Ich empfehle Ihnen, sich mit Ihrer privaten Pflegeversicherung in Verbindung zu setzen und auf die Rechtslage hinzuweisen. Mir sei noch der Hinweis erlaubt, dass die SPD bei den Verhandlungen zur Gesundheitsreform vorgeschlagen hatte, in der gesetzlichen Krankenversicherung (und somit auch in der Pflegeversicherung) eine anteilige Mitgliedschaft für Beihilfeberechtigte einzuführen. Beamte hätten dann für die nicht von der Beihilfe abgedeckten Krankheitsrisiken die Wahl gehabt zwischen einer freiwilligen Teil-Mitgliedschaft in der GKV mit allen Vorteilen der GKV, wie etwa der Familienversicherung oder der Beitragssicherheit im Alter, oder einer meist im Alter teuer werdenden privaten Krankenversicherung. Dies wurde von der CDU/CSU abgelehnt. Eine solche Lösung würde das Geschäftsmodell der PKV für Beihilfeberechtigte berühren.
Zur Frage der Besteuerung von Grenzgängern musste ich zunächst den fachlichen Rat bei meinen Kollegen im Finanzausschuss des Deutschen Bundestags einholen. Dies ist auch der Grund für die Verzögerung bei der Antwort. Grundlage für die Besteuerung von Grenzgängern ist das Doppelbesteuerungsabkommen zwischen Deutschland und Frankreich. In Artikel 14 enthält dieses eine Spezialvorschrift für Einkünfte aus einer gegenwärtigen oder früheren Tätigkeit im öffentlichen Dienst. Danach können diese Einkünfte nur im Kassenstaat, also in Ihrem Fall in Deutschland, besteuert werden. Mit dieser Vorschrift soll sichergestellt werden, dass dem Vertragsstaat das ausschließliche Besteuerungsrecht zugewiesen wird, aus dessen öffentlichen Kassen die Bezüge gezahlt werden. Dies entspricht den Regeln der internationalen Gepflogenheit und ist Ausfluss der gegenseitigen Achtung souveräner Staaten.

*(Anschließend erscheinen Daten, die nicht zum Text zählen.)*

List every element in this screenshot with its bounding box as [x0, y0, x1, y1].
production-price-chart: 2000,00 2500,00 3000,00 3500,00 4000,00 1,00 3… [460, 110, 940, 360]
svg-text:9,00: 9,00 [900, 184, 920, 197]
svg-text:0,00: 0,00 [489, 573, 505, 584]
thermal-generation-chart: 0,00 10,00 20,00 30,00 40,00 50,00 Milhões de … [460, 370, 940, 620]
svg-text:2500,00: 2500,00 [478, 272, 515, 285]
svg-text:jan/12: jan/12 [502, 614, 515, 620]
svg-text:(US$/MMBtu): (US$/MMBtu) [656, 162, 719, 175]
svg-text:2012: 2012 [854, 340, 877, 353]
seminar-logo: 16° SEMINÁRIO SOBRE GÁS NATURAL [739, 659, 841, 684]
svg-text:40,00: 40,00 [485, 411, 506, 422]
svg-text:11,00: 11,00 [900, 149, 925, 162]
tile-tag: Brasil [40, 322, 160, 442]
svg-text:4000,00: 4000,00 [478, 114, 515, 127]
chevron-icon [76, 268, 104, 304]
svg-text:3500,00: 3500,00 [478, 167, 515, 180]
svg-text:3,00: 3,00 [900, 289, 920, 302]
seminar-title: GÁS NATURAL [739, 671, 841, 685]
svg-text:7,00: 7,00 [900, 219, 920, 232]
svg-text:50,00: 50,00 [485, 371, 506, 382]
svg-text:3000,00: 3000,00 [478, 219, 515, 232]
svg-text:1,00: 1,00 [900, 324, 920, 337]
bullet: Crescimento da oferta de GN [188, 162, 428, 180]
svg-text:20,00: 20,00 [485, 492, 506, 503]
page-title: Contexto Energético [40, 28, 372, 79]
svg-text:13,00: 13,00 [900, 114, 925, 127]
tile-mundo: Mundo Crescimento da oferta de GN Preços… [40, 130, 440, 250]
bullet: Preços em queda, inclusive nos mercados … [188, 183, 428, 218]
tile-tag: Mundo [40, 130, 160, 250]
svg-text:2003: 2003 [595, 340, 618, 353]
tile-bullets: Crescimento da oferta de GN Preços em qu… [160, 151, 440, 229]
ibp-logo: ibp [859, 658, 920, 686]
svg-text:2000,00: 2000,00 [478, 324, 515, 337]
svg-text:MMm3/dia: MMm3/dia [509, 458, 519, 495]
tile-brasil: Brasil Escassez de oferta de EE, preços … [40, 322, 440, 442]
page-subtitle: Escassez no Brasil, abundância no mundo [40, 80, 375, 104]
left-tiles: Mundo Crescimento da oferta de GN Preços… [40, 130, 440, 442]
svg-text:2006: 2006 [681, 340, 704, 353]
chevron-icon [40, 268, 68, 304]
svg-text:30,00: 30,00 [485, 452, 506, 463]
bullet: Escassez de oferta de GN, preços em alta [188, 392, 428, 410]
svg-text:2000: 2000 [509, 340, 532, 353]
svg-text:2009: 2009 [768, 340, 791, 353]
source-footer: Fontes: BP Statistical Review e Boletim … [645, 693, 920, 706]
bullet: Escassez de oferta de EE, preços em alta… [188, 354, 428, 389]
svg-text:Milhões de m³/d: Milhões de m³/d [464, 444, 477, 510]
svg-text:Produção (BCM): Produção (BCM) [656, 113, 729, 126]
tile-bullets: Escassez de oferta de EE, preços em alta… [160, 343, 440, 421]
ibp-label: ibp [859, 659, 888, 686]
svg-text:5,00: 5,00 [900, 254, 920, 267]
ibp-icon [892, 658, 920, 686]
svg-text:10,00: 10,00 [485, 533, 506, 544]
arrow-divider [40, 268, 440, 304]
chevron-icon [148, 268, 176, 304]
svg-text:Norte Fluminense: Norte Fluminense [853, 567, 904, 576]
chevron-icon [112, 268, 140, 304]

Diese Differenzierung nach der Art des Beschäftigungsverhältnisses ist bewusst vorgenommen worden. Weiterhin stellt die Berücksichtigung der Einkünfte des deutschen Ehegatten bei der Festsetzung des Steuersatzes bei der Besteuerung der französischen Ehegattin keine Doppelbesteuerung dar. Das Einkommen des Ehegatten trägt allein zur Progression des Steuersatzes bei. Nach dem Grundsatz der Gegenseitigkeit würde Deutschland in einem umgekehrten Fall ebenfalls so verfahren.
Davon nicht betroffen ist Ihre Einstufung in Steuerklasse I durch die deutschen Finanzbehörden. Da ich davon ausgehe, dass Sie eine Einkommenssteuererklärung abgeben, werden Ihnen die eventuell zu viel gezahlten Steuern so verrechnet.